An article published Dec. 21 by The Wall Street Journal (WSJ) has suggested investors should sell and then repurchase their Bitcoin (BTC) as a strategy to save on taxes.
In the context of the 2018 crypto bear market, the WSJ suggests that “the only good thing about investing in cryptocurrencies [this year] was the tax break.”
Given that the United States tax authority, the Internal Revenue Service (IRS), has treated crypto as investment property as of 2014 — akin to stocks and bonds, not currency — crypto users can allegedly benefit from the “special and often favorable” taxation policy the country gives to investments.
For all investments in the U.S. — whether in stocks or in crypto — short-term gains and losses apply to holdings held a year or less, and any gains are taxable at a rate of as high as 40.8 percent. Long-term gains and losses meanwhile max out at an upper bound of 23.8 percent.
While losses can be used to offset taxes on gains for all investments, the potential tax relief may be even greater than for traditional assets in the case of crypto, because a “a quirk” in U.S. tax rules permits traders to sell and reinvest their crypto right away, in full respect of the law.
This is because cryptocurrencies are exempt from so-called “wash sale” rules, which “prohibit capital-loss deductions when investors purchase a security such as a stock within 30 days of selling a loser.”
Jim Calvin, a CPA and crypto specialist at Deloitte Tax, told the WSJ that as little as “an hour,” and certainly a day, after booking a loss is enough to wait so that traders remain the right side of the law if they choose to repurchase their crypto.
More broadly, the WSJ notes, timing is crucial, as tax losses can be carried forward but not back — so if you sold at a gain during the crypto bull run of winter 2017, your losses this tax year (post-April) can’t offset the tax owed on earlier profits.
Robert Gordon, a tax strategist from Twenty-First Securities, advised the WSJ that whether or not they intend to repurchase crypto, traders can benefit from either harvesting all their losses, or even just up to the amount of the sum total of their taxable gains, from crypto or otherwise.

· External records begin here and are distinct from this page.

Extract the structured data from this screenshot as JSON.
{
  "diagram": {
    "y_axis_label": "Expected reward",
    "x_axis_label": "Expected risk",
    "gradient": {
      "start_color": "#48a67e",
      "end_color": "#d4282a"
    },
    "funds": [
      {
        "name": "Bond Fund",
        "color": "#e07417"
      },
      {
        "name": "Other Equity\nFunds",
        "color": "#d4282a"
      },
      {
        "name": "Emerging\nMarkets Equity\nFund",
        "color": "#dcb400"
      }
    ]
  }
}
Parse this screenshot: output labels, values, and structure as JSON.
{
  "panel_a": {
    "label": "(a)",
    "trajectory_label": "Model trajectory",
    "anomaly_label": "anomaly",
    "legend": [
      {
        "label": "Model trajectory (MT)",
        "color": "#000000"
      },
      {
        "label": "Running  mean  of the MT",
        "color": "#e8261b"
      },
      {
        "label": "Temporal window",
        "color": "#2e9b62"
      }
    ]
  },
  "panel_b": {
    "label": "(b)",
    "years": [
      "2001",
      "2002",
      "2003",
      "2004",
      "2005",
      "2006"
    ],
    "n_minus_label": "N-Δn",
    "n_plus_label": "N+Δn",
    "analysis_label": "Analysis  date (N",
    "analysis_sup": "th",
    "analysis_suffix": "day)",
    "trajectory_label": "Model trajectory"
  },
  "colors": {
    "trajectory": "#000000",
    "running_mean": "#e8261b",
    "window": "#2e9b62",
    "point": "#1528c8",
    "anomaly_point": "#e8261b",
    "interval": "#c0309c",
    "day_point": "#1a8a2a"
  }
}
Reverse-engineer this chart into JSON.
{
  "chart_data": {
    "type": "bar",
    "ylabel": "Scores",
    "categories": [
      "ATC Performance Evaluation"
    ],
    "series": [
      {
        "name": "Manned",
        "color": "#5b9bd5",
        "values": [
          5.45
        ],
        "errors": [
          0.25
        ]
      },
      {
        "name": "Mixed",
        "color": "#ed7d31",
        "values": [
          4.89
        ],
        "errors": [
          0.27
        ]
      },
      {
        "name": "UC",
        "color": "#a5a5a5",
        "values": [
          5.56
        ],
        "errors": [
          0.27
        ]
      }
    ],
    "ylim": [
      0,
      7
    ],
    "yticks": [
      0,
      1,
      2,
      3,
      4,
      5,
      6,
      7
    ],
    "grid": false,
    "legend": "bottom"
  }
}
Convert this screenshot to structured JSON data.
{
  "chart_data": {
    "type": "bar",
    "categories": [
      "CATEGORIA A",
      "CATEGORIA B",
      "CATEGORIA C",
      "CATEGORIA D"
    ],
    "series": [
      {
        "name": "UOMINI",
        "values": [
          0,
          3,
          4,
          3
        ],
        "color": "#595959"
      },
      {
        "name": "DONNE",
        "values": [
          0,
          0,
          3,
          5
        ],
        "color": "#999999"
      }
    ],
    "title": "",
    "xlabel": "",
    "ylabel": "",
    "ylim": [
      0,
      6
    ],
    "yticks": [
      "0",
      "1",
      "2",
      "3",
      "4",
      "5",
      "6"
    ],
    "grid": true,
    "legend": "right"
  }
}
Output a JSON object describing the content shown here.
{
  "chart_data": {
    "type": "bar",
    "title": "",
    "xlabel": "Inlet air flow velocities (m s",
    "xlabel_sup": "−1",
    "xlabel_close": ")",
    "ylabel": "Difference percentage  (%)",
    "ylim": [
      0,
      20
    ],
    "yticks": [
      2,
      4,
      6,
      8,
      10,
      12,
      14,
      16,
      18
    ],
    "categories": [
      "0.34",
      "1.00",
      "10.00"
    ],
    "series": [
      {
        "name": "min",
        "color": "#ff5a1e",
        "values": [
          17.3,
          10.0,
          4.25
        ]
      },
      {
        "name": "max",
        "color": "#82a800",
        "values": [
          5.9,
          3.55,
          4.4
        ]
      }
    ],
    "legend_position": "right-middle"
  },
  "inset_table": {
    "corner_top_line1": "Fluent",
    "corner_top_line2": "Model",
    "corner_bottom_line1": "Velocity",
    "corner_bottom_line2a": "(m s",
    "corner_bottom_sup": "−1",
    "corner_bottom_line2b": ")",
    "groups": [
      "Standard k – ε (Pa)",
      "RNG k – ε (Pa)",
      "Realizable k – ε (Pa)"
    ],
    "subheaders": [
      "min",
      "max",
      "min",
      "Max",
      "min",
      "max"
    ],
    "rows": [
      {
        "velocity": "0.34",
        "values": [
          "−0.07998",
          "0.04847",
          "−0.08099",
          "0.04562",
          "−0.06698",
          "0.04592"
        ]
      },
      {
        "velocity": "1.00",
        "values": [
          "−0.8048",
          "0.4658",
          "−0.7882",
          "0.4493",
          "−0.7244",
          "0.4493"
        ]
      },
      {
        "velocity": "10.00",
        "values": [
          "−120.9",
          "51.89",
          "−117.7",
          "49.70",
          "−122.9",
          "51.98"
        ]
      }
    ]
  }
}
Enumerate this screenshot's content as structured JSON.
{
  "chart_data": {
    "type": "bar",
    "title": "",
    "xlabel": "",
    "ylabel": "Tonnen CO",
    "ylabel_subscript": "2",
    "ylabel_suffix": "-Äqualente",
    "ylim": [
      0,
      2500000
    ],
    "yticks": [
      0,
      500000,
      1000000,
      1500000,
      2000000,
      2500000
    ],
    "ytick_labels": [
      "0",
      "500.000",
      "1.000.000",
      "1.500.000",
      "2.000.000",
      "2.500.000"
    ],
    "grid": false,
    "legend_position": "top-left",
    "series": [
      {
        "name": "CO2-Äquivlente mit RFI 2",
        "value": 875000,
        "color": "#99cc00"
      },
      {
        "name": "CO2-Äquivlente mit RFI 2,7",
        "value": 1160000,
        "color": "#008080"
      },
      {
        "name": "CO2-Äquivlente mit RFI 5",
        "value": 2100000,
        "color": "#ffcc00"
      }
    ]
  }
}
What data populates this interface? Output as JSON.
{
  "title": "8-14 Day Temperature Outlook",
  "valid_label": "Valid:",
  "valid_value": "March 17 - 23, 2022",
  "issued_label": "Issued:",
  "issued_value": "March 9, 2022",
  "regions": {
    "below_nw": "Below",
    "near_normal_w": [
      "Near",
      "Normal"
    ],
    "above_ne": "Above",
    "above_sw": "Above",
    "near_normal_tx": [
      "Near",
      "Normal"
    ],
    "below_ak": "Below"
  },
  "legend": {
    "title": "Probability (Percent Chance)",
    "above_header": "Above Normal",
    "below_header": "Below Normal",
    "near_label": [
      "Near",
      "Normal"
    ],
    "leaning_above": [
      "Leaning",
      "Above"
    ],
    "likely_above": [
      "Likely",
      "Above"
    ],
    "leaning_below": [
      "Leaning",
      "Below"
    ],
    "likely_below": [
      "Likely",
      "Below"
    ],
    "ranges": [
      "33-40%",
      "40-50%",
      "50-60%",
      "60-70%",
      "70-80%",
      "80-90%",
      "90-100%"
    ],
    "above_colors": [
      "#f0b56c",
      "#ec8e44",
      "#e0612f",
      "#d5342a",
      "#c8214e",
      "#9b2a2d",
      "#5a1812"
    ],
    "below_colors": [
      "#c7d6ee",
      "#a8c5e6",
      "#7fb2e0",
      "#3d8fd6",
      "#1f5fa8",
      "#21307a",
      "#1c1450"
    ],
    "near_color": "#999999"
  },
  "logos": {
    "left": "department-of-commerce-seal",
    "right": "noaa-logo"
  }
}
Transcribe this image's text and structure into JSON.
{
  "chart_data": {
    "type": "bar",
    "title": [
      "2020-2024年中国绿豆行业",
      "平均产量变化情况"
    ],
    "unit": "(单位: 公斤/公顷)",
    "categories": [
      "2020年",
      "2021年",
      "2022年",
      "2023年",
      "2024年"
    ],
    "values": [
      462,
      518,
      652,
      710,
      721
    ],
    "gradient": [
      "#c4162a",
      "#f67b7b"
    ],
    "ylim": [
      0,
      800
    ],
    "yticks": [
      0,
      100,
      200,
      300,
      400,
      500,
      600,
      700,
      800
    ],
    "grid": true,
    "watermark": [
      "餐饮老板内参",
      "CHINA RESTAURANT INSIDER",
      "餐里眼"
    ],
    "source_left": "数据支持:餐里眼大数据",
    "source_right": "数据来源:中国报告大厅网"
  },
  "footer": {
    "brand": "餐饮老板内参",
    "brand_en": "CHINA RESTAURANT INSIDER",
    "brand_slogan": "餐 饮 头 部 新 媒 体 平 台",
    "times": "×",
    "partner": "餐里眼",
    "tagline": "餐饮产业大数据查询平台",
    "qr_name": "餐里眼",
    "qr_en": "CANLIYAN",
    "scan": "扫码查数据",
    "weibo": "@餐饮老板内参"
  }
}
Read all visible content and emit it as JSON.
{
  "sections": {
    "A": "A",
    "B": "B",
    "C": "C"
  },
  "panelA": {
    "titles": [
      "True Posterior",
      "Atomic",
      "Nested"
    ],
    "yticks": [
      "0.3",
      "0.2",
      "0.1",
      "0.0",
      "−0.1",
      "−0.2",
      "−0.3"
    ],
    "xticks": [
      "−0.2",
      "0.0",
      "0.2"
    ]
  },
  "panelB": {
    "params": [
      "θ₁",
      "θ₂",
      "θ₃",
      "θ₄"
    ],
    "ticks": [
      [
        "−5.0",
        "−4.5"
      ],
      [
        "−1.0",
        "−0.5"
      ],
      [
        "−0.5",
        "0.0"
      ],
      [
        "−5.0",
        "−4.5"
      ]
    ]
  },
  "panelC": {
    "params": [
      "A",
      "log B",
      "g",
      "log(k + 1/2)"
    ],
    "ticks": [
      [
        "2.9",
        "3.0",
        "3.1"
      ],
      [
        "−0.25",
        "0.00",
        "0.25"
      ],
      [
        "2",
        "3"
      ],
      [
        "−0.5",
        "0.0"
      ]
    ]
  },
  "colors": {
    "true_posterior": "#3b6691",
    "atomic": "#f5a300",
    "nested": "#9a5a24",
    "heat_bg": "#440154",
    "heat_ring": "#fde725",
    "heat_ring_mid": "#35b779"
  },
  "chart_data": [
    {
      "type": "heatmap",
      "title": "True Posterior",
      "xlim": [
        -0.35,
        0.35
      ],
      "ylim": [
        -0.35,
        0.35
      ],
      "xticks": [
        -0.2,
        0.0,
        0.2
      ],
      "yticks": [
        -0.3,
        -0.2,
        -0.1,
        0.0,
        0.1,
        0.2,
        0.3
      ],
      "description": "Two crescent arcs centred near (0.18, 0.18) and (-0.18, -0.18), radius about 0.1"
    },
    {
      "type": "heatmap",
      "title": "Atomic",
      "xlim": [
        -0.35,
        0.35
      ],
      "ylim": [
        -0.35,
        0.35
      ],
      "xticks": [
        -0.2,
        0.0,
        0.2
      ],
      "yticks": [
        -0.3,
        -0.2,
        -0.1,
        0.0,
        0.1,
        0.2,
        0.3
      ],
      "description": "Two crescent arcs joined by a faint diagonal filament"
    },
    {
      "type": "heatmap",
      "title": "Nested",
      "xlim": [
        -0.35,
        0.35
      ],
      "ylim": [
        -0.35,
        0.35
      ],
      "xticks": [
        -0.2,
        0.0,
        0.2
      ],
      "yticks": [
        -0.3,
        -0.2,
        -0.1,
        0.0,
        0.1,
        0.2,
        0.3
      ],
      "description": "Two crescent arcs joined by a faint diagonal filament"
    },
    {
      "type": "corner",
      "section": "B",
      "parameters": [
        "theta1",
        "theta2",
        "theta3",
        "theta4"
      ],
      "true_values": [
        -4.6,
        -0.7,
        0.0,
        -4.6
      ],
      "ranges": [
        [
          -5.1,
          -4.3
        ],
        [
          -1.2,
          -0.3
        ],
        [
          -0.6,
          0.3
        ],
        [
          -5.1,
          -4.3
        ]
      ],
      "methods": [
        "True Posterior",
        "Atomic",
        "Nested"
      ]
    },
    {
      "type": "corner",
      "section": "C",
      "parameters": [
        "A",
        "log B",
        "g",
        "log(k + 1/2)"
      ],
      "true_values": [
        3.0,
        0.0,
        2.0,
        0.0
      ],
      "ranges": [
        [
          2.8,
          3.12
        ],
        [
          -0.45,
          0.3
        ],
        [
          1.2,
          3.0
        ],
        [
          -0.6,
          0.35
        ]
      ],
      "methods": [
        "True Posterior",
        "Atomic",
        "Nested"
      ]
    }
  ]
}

As previously reported, data released ahead of the close of the preceding tax year indicated that just 0.04 percent of tax filers were reporting capital gains from crypto investments to the IRS.
Back in July 2017, the IRS had required that major U.S. crypto Coinbase hand over detailed information on every one of its then over 500,000 users in an attempt to prevent tax evasion. However, a court order in November 2017 reduced this number to around 14,000 “high-transacting” users, which the platform later reported as 13,000.